Support law enforcement and recovery efforts by identifying where stolen or fraudulent assets ended up and who may control them. The agent preserves chain of custody for legal proceedings and coordinates with exchanges for account freeze requests.


Best Practices for Prompting

You don't need to know SQL or the schema - but a few prompt habits make the agent's answers dramatically better.

1. Be explicit about the time window

The tracing dataset is comprehensive. Always tell the agent the window you care about: "in the last 24 hours", "yesterday vs the day before", "since March 1". Without it, the agent may scan unnecessary data.

2. Name the chain (or "all chains")

Bitcoin, Ethereum, Solana, Tron, BSC, Base, Arbitrum, Optimism, Polygon, and 30+ more are all in the dataset. "on Ethereum" or "across all chains" keeps the agent's filter clean.

3. Include exact amounts and tokens

Specify the token and amount: "$500K USDT", "2 ETH", "1000 USDC". This helps disambiguate on shared addresses and tracks value precisely.

4. Ask for entity identification

Request the agent identify counterparties: "is this wallet an exchange, bridge, or risk entity?", "compare against OFAC lists". The agent will enrich wallets with known-entity labels automatically.

5. Request risk scoring

For compliance work, ask for scoring: "score for AML risk", "flag suspicious patterns", "highlight probable entity matches". The agent applies behavioral analysis automatically.

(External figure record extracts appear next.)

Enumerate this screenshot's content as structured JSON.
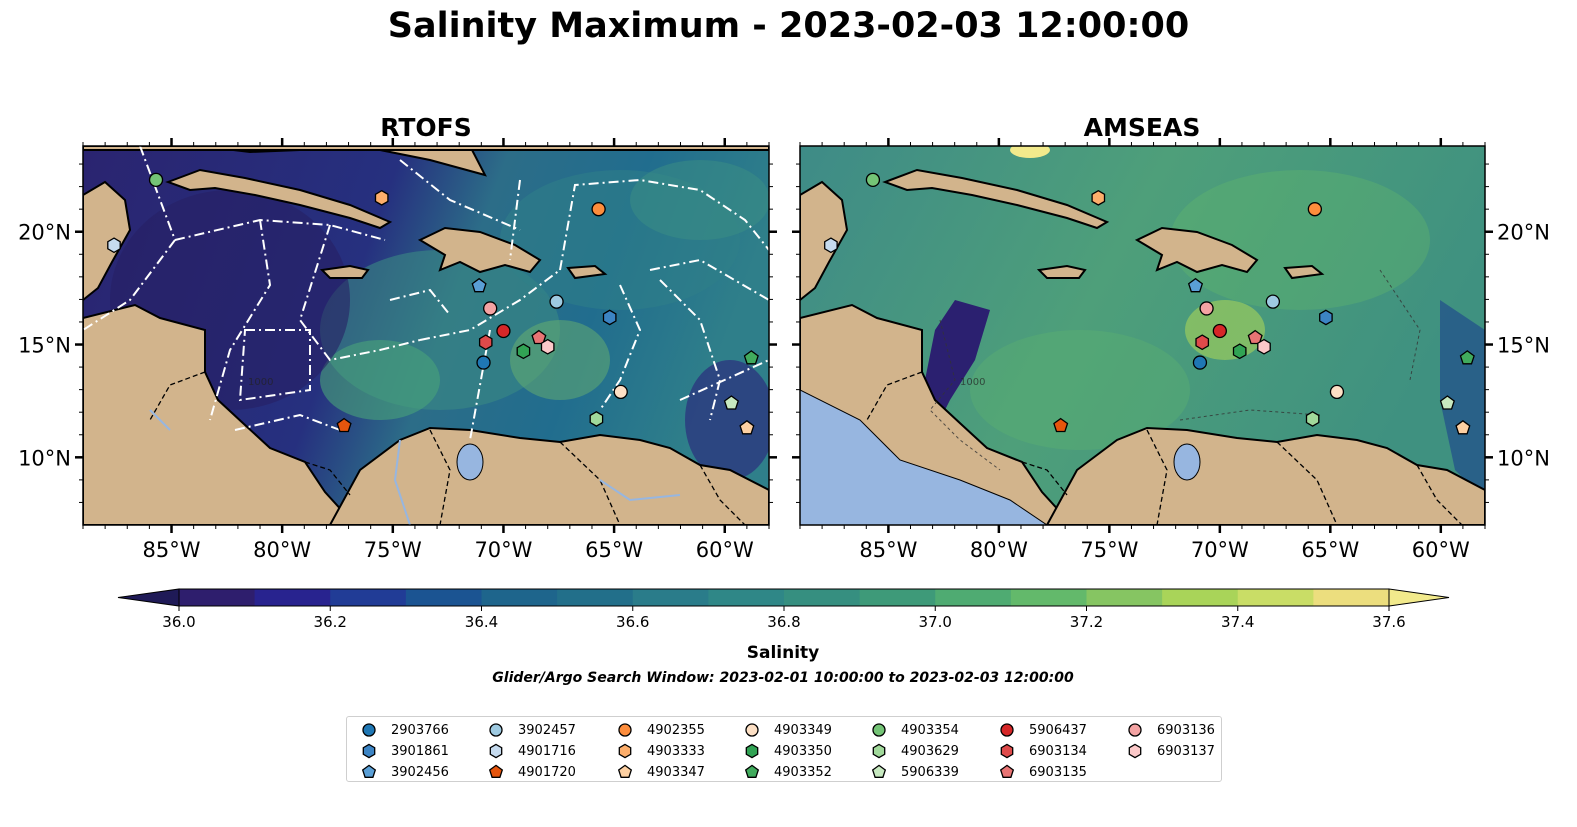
{
  "title": "Salinity Maximum - 2023-02-03 12:00:00",
  "panels": [
    {
      "title": "RTOFS"
    },
    {
      "title": "AMSEAS"
    }
  ],
  "axes": {
    "lon_ticks": [
      "85°W",
      "80°W",
      "75°W",
      "70°W",
      "65°W",
      "60°W"
    ],
    "lat_ticks": [
      "20°N",
      "15°N",
      "10°N"
    ],
    "lon_range": [
      -89,
      -58
    ],
    "lat_range": [
      7,
      23.8
    ],
    "contour_label": "1000"
  },
  "colorbar": {
    "label": "Salinity",
    "min": 36.0,
    "max": 37.6,
    "step": 0.1,
    "tick_labels": [
      "36.0",
      "36.2",
      "36.4",
      "36.6",
      "36.8",
      "37.0",
      "37.2",
      "37.4",
      "37.6"
    ],
    "colors": [
      "#2e1e6d",
      "#28238f",
      "#213c96",
      "#1b5492",
      "#1e658c",
      "#226f8a",
      "#2a7c8a",
      "#2f8787",
      "#368f80",
      "#3e9a79",
      "#4fab72",
      "#63b96b",
      "#86c562",
      "#a9d459",
      "#c9dd66",
      "#ecde7e"
    ],
    "under_color": "#1f1a57",
    "over_color": "#f2ea8c"
  },
  "search_window": "Glider/Argo Search Window: 2023-02-01 10:00:00 to 2023-02-03 12:00:00",
  "colors": {
    "land": "#d2b48c",
    "lake": "#97b6e0",
    "outline": "#000000"
  },
  "legend": [
    {
      "id": "2903766",
      "shape": "circle",
      "color": "#1f77b4",
      "lon": -70.9,
      "lat": 14.2
    },
    {
      "id": "3901861",
      "shape": "hexagon",
      "color": "#3c84c4",
      "lon": -65.2,
      "lat": 16.2
    },
    {
      "id": "3902456",
      "shape": "pentagon",
      "color": "#5a9fd6",
      "lon": -71.1,
      "lat": 17.6
    },
    {
      "id": "3902457",
      "shape": "circle",
      "color": "#9ecae1",
      "lon": -67.6,
      "lat": 16.9
    },
    {
      "id": "4901716",
      "shape": "hexagon",
      "color": "#c6dbef",
      "lon": -87.6,
      "lat": 19.4
    },
    {
      "id": "4901720",
      "shape": "pentagon",
      "color": "#e6550d",
      "lon": -77.2,
      "lat": 11.4
    },
    {
      "id": "4902355",
      "shape": "circle",
      "color": "#fd8d3c",
      "lon": -65.7,
      "lat": 21.0
    },
    {
      "id": "4903333",
      "shape": "hexagon",
      "color": "#fdae6b",
      "lon": -75.5,
      "lat": 21.5
    },
    {
      "id": "4903347",
      "shape": "pentagon",
      "color": "#fdd0a2",
      "lon": -59.0,
      "lat": 11.3
    },
    {
      "id": "4903349",
      "shape": "circle",
      "color": "#fde0c5",
      "lon": -64.7,
      "lat": 12.9
    },
    {
      "id": "4903350",
      "shape": "hexagon",
      "color": "#31a354",
      "lon": -69.1,
      "lat": 14.7
    },
    {
      "id": "4903352",
      "shape": "pentagon",
      "color": "#41ab5d",
      "lon": -58.8,
      "lat": 14.4
    },
    {
      "id": "4903354",
      "shape": "circle",
      "color": "#74c476",
      "lon": -85.7,
      "lat": 22.3
    },
    {
      "id": "4903629",
      "shape": "hexagon",
      "color": "#a1d99b",
      "lon": -65.8,
      "lat": 11.7
    },
    {
      "id": "5906339",
      "shape": "pentagon",
      "color": "#c7e9c0",
      "lon": -59.7,
      "lat": 12.4
    },
    {
      "id": "5906437",
      "shape": "circle",
      "color": "#d62728",
      "lon": -70.0,
      "lat": 15.6
    },
    {
      "id": "6903134",
      "shape": "hexagon",
      "color": "#de4a4a",
      "lon": -70.8,
      "lat": 15.1
    },
    {
      "id": "6903135",
      "shape": "pentagon",
      "color": "#e87474",
      "lon": -68.4,
      "lat": 15.3
    },
    {
      "id": "6903136",
      "shape": "circle",
      "color": "#f4a3a3",
      "lon": -70.6,
      "lat": 16.6
    },
    {
      "id": "6903137",
      "shape": "hexagon",
      "color": "#fcc9c9",
      "lon": -68.0,
      "lat": 14.9
    }
  ]
}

6. Include investigation context

Provide background: "this is a phishing investigation", "we're preparing a SAR filing", "law enforcement requested this". Context helps the agent prioritize relevant data.

7. Ask for the data shape you want

"Give me a markdown table I can paste", "return JSON for my script", "format for a regulatory report" - the agent will adapt. For forensic output: "include block explorer links, exact timestamps, and transaction hashes".

8. Trust the read-only sandbox

The MCP only allows reads. The agent cannot delete, insert, drop, or modify anything - even if you ask it to. Explore freely.


When MCP, When GraphQL, When Kafka?

NeedBest fit
Conversational forensic analysis, ad-hoc investigations, agent loopsMCP (this server)
Compliance backend, subscription monitoring, mempool dataGraphQL API and WebSocket subscriptions
Lowest-latency, highest-throughput streaming for real-time investigationsKafka streams and gRPC streams
Transaction forensics, entity matching, AML risk scoring APIsCoinpath API (GraphQL-based)

The MCP and the GraphQL API read the same dataset, so anything you discover via MCP is reproducible in GraphQL or your production compliance stream.